UNA DEFENSA DE LA METAFÍSICA

 

La ciencia moderna nos ha regalado profundas explicaciones relativas al cosmos: ha penetrado la estructura de la materia, ha puesto al descubierto los orígenes del universo, se ha sumergido en los principios fundamentales de los fenómenos vitales, etcétera. Con todo, el asombro que puede significar encontrar la diversidad en el cosmos, queda sobrepasado por el más hondo “asombro filosófico” sobre la existencia misma, según lo expresa el propio Erwin Schrödinger, “como primer y más profundo motivo de perplejidad”. Al respecto nos explica Schrödinger que:

 

el asombro o la maravilla aparecen siempre que el resultado difiere de lo común o de lo esperado por algún motivo. Sin embargo, la totalidad del mundo se nos ha dado solo una vez. No disponemos de ningún objeto de comparación y no es previsible cómo acercarse a él con una esperanza cierta. No obstante, a pesar de ello, nos maravillamos, nos hallamos frente a enigmas sin poder decir cuál tendría que ser el resultado para no asombrarnos, cómo tendría que estar creado el mundo para no plantearnos enigmas (Schrödinger, 1988).

 

     De esta manera, en uno de los primeros breves capítulos de su libro titulado Mi concepción del mundo, Schrödinger nos muestra su actitud filosófica, no como un agregado o adorno de una actividad científica, sino como una reflexión esencial por preguntas fundamentales, y nos tratará de convencer de la necesidad de una metafísica, oponiéndose quizás a la opinión de muchos otros científicos de su época y posteriores. Veremos e interpretaremos brevemente, más adelante, su propuesta en el contexto de la actitud más generalizada de los científicos para poder entender la originalidad de su pensamiento.
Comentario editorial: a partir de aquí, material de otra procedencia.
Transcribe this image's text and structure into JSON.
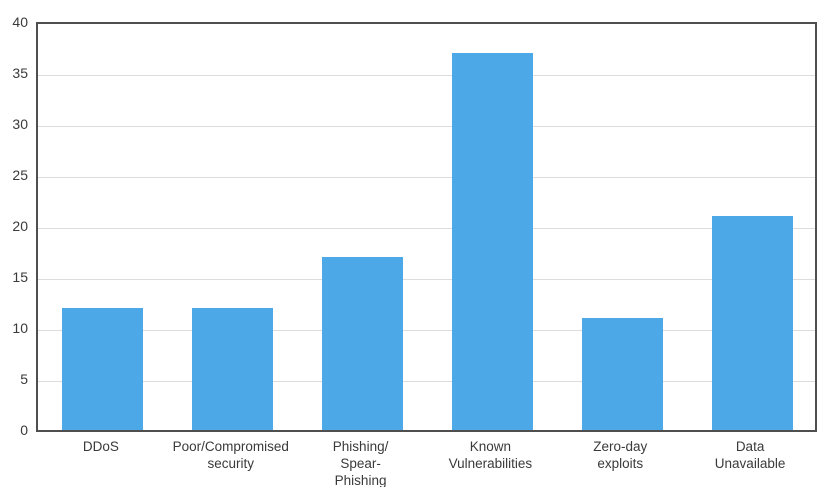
{
  "chart_data": {
    "type": "bar",
    "categories": [
      "DDoS",
      "Poor/Compromised\nsecurity",
      "Phishing/\nSpear-\nPhishing",
      "Known\nVulnerabilities",
      "Zero-day\nexploits",
      "Data\nUnavailable"
    ],
    "values": [
      12,
      12,
      17,
      37,
      11,
      21
    ],
    "title": "",
    "xlabel": "",
    "ylabel": "",
    "ylim": [
      0,
      40
    ],
    "ytick_step": 5,
    "yticks": [
      0,
      5,
      10,
      15,
      20,
      25,
      30,
      35,
      40
    ],
    "grid": true,
    "legend": null,
    "colors": {
      "bar": "#4da8e8",
      "frame": "#4f4f4f",
      "gridline": "#dcdcdc",
      "text": "#3a3a3a",
      "background": "#ffffff"
    }
  }
}
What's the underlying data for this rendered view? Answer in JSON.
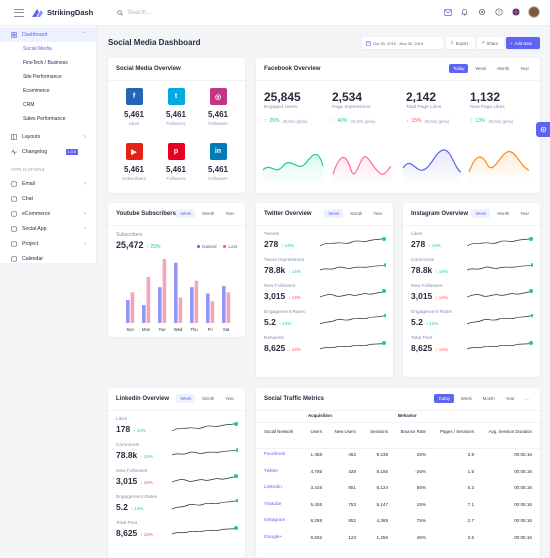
{
  "app": {
    "name": "StrikingDash",
    "search_placeholder": "Search..."
  },
  "sidebar": {
    "dashboard_label": "Dashboard",
    "sub_items": [
      "Social Media",
      "FineTech / Business",
      "Site Performance",
      "Ecommerce",
      "CRM",
      "Sales Performance"
    ],
    "layouts_label": "Layouts",
    "changelog_label": "Changelog",
    "changelog_badge": "1.0.0",
    "section_applications": "APPLICATIONS",
    "apps": [
      {
        "label": "Email",
        "icon": "mail-icon"
      },
      {
        "label": "Chat",
        "icon": "chat-icon"
      },
      {
        "label": "eCommerce",
        "icon": "cart-icon"
      },
      {
        "label": "Social App",
        "icon": "social-icon"
      },
      {
        "label": "Project",
        "icon": "project-icon"
      },
      {
        "label": "Calendar",
        "icon": "calendar-icon"
      }
    ]
  },
  "header": {
    "title": "Social Media Dashboard",
    "date_range": "Oct 30, 2019 - Nov 30, 2019",
    "export_label": "Export",
    "share_label": "Share",
    "add_new_label": "Add New"
  },
  "social_overview": {
    "title": "Social Media Overview",
    "items": [
      {
        "icon": "facebook-icon",
        "letter": "f",
        "color": "#2366b8",
        "value": "5,461",
        "label": "Likes"
      },
      {
        "icon": "twitter-icon",
        "letter": "t",
        "color": "#00abe4",
        "value": "5,461",
        "label": "Followers"
      },
      {
        "icon": "instagram-icon",
        "letter": "◎",
        "color": "#c13584",
        "value": "5,461",
        "label": "Followers"
      },
      {
        "icon": "youtube-icon",
        "letter": "▶",
        "color": "#e62117",
        "value": "5,461",
        "label": "Subscribers"
      },
      {
        "icon": "pinterest-icon",
        "letter": "p",
        "color": "#e60023",
        "value": "5,461",
        "label": "Followers"
      },
      {
        "icon": "linkedin-icon",
        "letter": "in",
        "color": "#007ab9",
        "value": "5,461",
        "label": "Followers"
      }
    ]
  },
  "facebook_overview": {
    "title": "Facebook Overview",
    "tabs": [
      "Today",
      "Week",
      "Month",
      "Year"
    ],
    "active_tab": "Today",
    "metrics": [
      {
        "value": "25,845",
        "label": "Engaged Users",
        "change": "25%",
        "dir": "up",
        "prev": "20,641 (prev)",
        "color": "#20c997"
      },
      {
        "value": "2,534",
        "label": "Page Impressions",
        "change": "40%",
        "dir": "up",
        "prev": "20,641 (prev)",
        "color": "#ff69a5"
      },
      {
        "value": "2,142",
        "label": "Total Page Likes",
        "change": "15%",
        "dir": "down",
        "prev": "20,641 (prev)",
        "color": "#5f63f2"
      },
      {
        "value": "1,132",
        "label": "New Page Likes",
        "change": "13%",
        "dir": "up",
        "prev": "20,641 (prev)",
        "color": "#fa8b0c"
      }
    ]
  },
  "youtube": {
    "title": "Youtube Subscribers",
    "tabs": [
      "Week",
      "Month",
      "Year"
    ],
    "active_tab": "Week",
    "subscribers_label": "Subscribers",
    "subscribers_value": "25,472",
    "change": "25%",
    "legend": [
      "Gained",
      "Lost"
    ]
  },
  "twitter": {
    "title": "Twitter Overview",
    "tabs": [
      "Week",
      "Month",
      "Year"
    ],
    "active_tab": "Week",
    "stats": [
      {
        "label": "Tweets",
        "value": "278",
        "change": "14%",
        "dir": "up"
      },
      {
        "label": "Tweet Impressions",
        "value": "78.8k",
        "change": "14%",
        "dir": "up"
      },
      {
        "label": "New Followers",
        "value": "3,015",
        "change": "14%",
        "dir": "down"
      },
      {
        "label": "Engagement Rates",
        "value": "5.2",
        "change": "14%",
        "dir": "up"
      },
      {
        "label": "Retweets",
        "value": "8,625",
        "change": "14%",
        "dir": "down"
      }
    ]
  },
  "instagram": {
    "title": "Instagram Overview",
    "tabs": [
      "Week",
      "Month",
      "Year"
    ],
    "active_tab": "Week",
    "stats": [
      {
        "label": "Likes",
        "value": "278",
        "change": "14%",
        "dir": "up"
      },
      {
        "label": "Comments",
        "value": "78.8k",
        "change": "14%",
        "dir": "up"
      },
      {
        "label": "New Followers",
        "value": "3,015",
        "change": "14%",
        "dir": "down"
      },
      {
        "label": "Engagement Rates",
        "value": "5.2",
        "change": "14%",
        "dir": "up"
      },
      {
        "label": "Total Post",
        "value": "8,625",
        "change": "14%",
        "dir": "down"
      }
    ]
  },
  "linkedin": {
    "title": "Linkedin Overview",
    "tabs": [
      "Week",
      "Month",
      "Year"
    ],
    "active_tab": "Week",
    "stats": [
      {
        "label": "Likes",
        "value": "178",
        "change": "14%",
        "dir": "up"
      },
      {
        "label": "Comments",
        "value": "78.8k",
        "change": "14%",
        "dir": "up"
      },
      {
        "label": "New Followers",
        "value": "3,015",
        "change": "14%",
        "dir": "down"
      },
      {
        "label": "Engagement Rates",
        "value": "5.2",
        "change": "14%",
        "dir": "up"
      },
      {
        "label": "Total Post",
        "value": "8,625",
        "change": "14%",
        "dir": "down"
      }
    ]
  },
  "traffic": {
    "title": "Social Traffic Metrics",
    "tabs": [
      "Today",
      "Week",
      "Month",
      "Year"
    ],
    "active_tab": "Today",
    "more_label": "...",
    "group_acquisition": "Acquisition",
    "group_behavior": "Behavior",
    "columns": [
      "Social Network",
      "Users",
      "New Users",
      "Sessions",
      "Bounce Rate",
      "Pages / Sessions",
      "Avg. Session Duration"
    ],
    "rows": [
      [
        "Facebook",
        "1,458",
        "452",
        "9,235",
        "25%",
        "3.9",
        "00:05:16"
      ],
      [
        "Twitter",
        "4,785",
        "428",
        "8,156",
        "-26%",
        "1.5",
        "00:05:16"
      ],
      [
        "Linkedin",
        "3,416",
        "851",
        "6,124",
        "56%",
        "5.3",
        "00:05:16"
      ],
      [
        "Youtube",
        "5,426",
        "753",
        "9,147",
        "15%",
        "7.1",
        "00:05:16"
      ],
      [
        "Instagram",
        "8,258",
        "852",
        "4,369",
        "75%",
        "2.7",
        "00:05:16"
      ],
      [
        "Google+",
        "9,632",
        "123",
        "1,256",
        "46%",
        "2.6",
        "00:05:16"
      ]
    ]
  },
  "chart_data": {
    "type": "bar",
    "categories": [
      "Sun",
      "Mon",
      "Tue",
      "Wed",
      "Thu",
      "Fri",
      "Sat"
    ],
    "series": [
      {
        "name": "Gained",
        "color": "#9395f7",
        "values": [
          18,
          14,
          28,
          47,
          28,
          23,
          29
        ]
      },
      {
        "name": "Lost",
        "color": "#f6a5b4",
        "values": [
          24,
          36,
          50,
          20,
          33,
          17,
          24
        ]
      }
    ],
    "ylim": [
      0,
      50
    ]
  }
}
     Quizás la razón por la que existe desacuerdo entre los científicos por la función de la filosofía estriba en considerar que los problemas filosóficos son en realidad pseudoproblemas sin solución alguna, planteados en términos de preguntas que por su propia naturaleza son cíclicas, pues se retorna eternamente a ellas; es decir, que el quehacer filosófico no sale del plano de la conjetura. Existe la opinión de que las ciencias no son más que esferas del conocimiento que se desprenden de las preguntas filosóficas al tornarse solucionables cuando se han hallado caminos o métodos específicos para abordarlas. John L. Austin, por ejemplo, lo expresa así:

 

En la historia de las indagaciones humanas la filosofía ocupa el lugar de un sol central originario, seminal y tumultuoso. De tanto en tanto, ese sol arroja algún trozo de sí mismo que adquiere el status de una ciencia, de un planeta frío y bien regulado, que progresa sin pausas hacia un distante estado final. Esto ocurrió hace ya mucho tiempo cuando nació la matemática, y volvió a ocurrir cuando nació la física (Austin, 1971).

 

     Viéndolo de esta manera, resultan exageradas las posiciones de físicos como Feynman o Hawking hacia la filosofía que expresamos en la introducción de este ensayo. En principio, podemos decir que la crítica que hacen ellos es válida, y el mismo Schrödinger la planteaba al advertir la diversidad de escuelas de pensamiento que suelen ser mutuamente incompatibles:

 

Cuanto más a fondo se intenta penetrar en el carácter de aquellas relaciones generales que componen la sustancia de la filosofía de siempre, tanto menos estimulado se siente uno [...] se reconoce con tanta más claridad lo poco claro, lo desajustado, lo torcido y lo unilateral de cada afirmación [...] Esta exposición casi nos obliga a declarar a uno u otro de los pensadores, o a ambos a la vez, como dementes o, en todo caso, carentes de todo juicio. A menudo uno llega a maravillarse de cómo la posteridad o uno mismo llegó a prestar [...] atención al irreflexivo parloteo de tales mentecatos (Schrödinger, 1988).

 

     El párrafo anterior tomado de los escritos de Schrödinger parece muy cercano a los de los otros físicos mencionados; sin embargo, no se queda ahí y pasa a exponer la importancia de dichas reflexiones filosóficas, entendiendo las aparentes contradicciones en función de la diversidad de “los aspectos del objeto que alcanzaron la diferenciación en la consciencia que los reflejó”, sugiriendo como meta la de “componer una imagen común a partir de estos diversos aspectos” (Schrödinger, 1988). Schrödinger no duda en advertir sobre los peligros de abandonar la metafísica, o de apartarla del contenido empírico del conocimiento humano. Quizás en esta imagen de las ciencias emergiendo del sol filosófico, la metafísica no forma parte propiamente del “edificio del conocimiento, pero, sin embargo, es el andamio de madera al que no se puede renunciar para continuar edificando” (Schrödinger, 1988).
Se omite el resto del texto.